Das angekommen Sein des Frühlings

Es sind vor allem die Traubenkirschbäume, die in diesen Tagen das Blütenbild unserer Landschaft prägen. Auch die Spitzahorne blühen heftig, nur sticht das nicht so ins Auge, da die Blüten gelbgrün sind und allzu leicht optisch mit dem gleichzeitig auftretenden jungen Laub verschmelzen. Zu allem, was die Baumlandschaft jetzt an grünenden und blühenden Reizen zu bieten hat, erfreut mich der endlich angekommene Gesang der Singvögel am meisten. Was biologisch auch immer die genaue Ursache für den Gesang darstellt, auf uns Menschen wirkt die den ganzen Tag über latente Naturgeräuschkulisse wohl vor allem so, dass wir ein angekommen Sein des Frühlings erkennen. Die Vögel und die Bäume feiern gewissermaßen den Frühling, indem sie die ihnen gemäßen Ausdrucks- und Entfaltungsformen nutzen. Und da kommt mir die Darstellung Rudolf Steiners in den Sinn, der die Bedeutung dieses Frühlingsgeschehens in ein für mich sehr schlüssiges Bild gegossen hat. Jetzt beginnt oder hat schon begonnen das Ausatmen der Erde. Die Geister der Natur, die sich über den Winter in die Erde zurückgezogen hatten, so wie wir uns in die Häuser verkrochen haben, sind wieder an der Oberfläche, die Pflanzen dehnen sich in den Raum aus, erheben sich, streben dem Licht entgegen und breiten damit den Geist in die Weiten des Weltalls aus. Und so ist in Steiners Auffassung auch der Gesang der Vögel zu verstehen. Eine Art Kommunikation mit dem Kosmos, wobei das, was zurückkommt, das Wirken und die Entwicklungen bei uns auf der Erde mitprägen.

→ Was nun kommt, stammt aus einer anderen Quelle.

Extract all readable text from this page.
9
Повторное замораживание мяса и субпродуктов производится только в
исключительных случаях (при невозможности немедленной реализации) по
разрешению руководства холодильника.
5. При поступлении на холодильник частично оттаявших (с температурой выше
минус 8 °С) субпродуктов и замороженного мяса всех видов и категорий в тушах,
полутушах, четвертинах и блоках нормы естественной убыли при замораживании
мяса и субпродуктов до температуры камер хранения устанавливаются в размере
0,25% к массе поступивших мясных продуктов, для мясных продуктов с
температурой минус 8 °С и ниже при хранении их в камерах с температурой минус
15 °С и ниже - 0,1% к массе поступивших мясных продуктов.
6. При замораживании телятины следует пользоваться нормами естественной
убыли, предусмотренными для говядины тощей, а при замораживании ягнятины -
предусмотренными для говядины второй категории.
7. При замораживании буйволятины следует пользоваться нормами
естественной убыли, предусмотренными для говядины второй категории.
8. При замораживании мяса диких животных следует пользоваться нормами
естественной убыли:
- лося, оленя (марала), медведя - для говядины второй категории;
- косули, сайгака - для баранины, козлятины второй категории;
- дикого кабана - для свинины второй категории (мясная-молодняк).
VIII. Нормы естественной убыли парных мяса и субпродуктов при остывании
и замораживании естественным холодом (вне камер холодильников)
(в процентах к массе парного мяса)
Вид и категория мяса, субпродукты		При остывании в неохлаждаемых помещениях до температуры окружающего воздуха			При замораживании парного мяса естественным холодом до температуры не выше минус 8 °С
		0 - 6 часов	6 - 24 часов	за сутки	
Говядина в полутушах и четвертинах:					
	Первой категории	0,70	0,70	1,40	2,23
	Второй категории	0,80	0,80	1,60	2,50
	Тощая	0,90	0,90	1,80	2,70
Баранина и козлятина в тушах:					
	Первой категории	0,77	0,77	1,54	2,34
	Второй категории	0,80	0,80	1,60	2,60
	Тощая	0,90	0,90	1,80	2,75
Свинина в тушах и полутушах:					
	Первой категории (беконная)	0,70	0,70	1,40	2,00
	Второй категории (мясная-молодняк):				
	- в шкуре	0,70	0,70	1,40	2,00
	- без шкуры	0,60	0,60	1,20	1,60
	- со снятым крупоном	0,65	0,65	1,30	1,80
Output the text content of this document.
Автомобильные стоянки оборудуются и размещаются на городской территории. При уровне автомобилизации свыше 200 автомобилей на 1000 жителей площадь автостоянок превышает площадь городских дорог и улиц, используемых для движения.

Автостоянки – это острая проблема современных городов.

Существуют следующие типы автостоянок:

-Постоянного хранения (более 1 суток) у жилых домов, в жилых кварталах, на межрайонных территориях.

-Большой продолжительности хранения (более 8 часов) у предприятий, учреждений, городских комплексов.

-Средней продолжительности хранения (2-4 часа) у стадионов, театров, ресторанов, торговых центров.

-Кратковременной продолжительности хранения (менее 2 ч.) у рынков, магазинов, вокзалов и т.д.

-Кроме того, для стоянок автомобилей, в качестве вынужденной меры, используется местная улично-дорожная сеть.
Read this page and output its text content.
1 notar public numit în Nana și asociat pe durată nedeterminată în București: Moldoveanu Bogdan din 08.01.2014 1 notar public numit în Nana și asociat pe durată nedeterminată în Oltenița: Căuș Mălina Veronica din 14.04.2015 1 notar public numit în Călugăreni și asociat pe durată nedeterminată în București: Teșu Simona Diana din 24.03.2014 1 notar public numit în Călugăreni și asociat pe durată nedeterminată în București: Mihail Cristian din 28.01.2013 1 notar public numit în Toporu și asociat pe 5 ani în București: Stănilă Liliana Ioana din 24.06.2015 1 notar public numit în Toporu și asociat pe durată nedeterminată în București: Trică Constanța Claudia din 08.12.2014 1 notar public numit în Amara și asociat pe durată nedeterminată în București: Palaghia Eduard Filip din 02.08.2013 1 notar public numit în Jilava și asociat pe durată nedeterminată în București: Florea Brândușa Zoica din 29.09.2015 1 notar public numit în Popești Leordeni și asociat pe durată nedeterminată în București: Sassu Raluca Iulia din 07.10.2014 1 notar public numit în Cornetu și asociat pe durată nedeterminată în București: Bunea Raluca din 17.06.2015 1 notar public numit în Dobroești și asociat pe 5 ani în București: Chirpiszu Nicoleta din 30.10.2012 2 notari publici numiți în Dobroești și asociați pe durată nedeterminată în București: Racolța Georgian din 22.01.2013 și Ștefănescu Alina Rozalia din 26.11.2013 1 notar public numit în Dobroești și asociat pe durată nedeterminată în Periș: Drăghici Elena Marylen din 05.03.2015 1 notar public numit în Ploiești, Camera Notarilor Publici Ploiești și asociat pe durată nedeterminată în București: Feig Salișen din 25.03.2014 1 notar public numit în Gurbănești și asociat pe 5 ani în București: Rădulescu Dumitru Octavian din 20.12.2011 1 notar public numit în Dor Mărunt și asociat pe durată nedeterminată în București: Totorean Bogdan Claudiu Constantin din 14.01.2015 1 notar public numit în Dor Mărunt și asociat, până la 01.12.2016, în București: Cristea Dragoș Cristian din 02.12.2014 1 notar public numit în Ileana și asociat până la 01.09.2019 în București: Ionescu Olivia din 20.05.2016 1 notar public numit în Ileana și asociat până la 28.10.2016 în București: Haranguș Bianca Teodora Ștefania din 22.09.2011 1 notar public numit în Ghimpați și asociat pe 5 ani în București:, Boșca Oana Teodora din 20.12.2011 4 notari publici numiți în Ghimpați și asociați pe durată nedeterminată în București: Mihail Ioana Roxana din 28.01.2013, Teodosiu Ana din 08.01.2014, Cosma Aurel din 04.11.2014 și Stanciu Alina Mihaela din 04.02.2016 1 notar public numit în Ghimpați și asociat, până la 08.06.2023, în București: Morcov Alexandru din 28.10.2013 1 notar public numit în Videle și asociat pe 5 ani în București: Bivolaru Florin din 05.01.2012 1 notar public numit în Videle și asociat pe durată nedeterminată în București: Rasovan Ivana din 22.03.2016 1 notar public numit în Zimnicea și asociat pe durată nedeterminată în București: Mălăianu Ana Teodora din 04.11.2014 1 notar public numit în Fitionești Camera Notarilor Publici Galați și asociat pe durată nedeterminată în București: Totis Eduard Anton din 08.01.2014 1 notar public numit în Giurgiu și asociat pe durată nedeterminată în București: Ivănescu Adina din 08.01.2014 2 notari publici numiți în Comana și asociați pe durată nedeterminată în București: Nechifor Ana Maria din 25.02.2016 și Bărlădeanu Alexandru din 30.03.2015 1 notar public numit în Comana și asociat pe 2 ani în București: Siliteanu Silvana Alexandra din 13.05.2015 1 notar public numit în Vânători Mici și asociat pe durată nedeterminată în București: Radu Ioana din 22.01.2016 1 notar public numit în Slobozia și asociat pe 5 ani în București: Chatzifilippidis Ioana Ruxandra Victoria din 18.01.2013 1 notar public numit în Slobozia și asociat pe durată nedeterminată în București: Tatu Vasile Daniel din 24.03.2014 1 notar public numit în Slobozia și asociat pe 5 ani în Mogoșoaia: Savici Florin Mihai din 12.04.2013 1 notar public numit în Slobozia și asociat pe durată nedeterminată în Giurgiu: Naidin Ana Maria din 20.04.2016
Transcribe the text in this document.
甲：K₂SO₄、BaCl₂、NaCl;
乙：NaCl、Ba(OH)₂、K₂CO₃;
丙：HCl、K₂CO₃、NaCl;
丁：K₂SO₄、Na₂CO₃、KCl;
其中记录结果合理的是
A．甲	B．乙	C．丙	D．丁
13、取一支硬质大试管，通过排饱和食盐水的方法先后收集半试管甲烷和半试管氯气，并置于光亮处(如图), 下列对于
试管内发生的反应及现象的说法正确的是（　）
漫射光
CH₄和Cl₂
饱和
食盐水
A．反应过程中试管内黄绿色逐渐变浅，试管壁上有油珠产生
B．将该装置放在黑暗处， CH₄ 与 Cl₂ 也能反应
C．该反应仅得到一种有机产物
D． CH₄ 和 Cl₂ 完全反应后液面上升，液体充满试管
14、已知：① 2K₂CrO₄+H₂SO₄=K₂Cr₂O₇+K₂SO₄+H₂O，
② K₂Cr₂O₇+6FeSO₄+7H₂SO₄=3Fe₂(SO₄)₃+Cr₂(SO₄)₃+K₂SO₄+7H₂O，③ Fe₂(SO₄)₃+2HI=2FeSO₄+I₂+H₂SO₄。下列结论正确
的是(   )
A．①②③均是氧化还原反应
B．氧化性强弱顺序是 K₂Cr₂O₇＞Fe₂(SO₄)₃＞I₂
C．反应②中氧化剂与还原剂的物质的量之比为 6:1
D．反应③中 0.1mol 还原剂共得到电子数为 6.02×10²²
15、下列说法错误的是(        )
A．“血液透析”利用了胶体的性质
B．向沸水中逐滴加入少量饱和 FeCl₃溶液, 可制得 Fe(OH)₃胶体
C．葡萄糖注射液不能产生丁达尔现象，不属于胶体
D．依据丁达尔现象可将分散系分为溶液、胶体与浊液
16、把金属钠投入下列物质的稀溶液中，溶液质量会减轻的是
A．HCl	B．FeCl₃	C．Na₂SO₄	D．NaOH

Ich hoffe, diese Ausdehnung, dieses sich Ausweiten wird uns in einem langen konstanten Frühling und einem ausgedehnten Sommer immer wieder bewusst werden und unser Verständnis der Jahreszeiten und ihrer Rückwirkungen auf uns und unser Denken und Handeln klarer machen. Ein spannendes Thema, von dem ich schon einige Male gedacht habe, dass es zur Modellierung des Lebensbaumbegriffs eine sehr originelle und ungeheuer lebenspraktische Basis bieten könnte.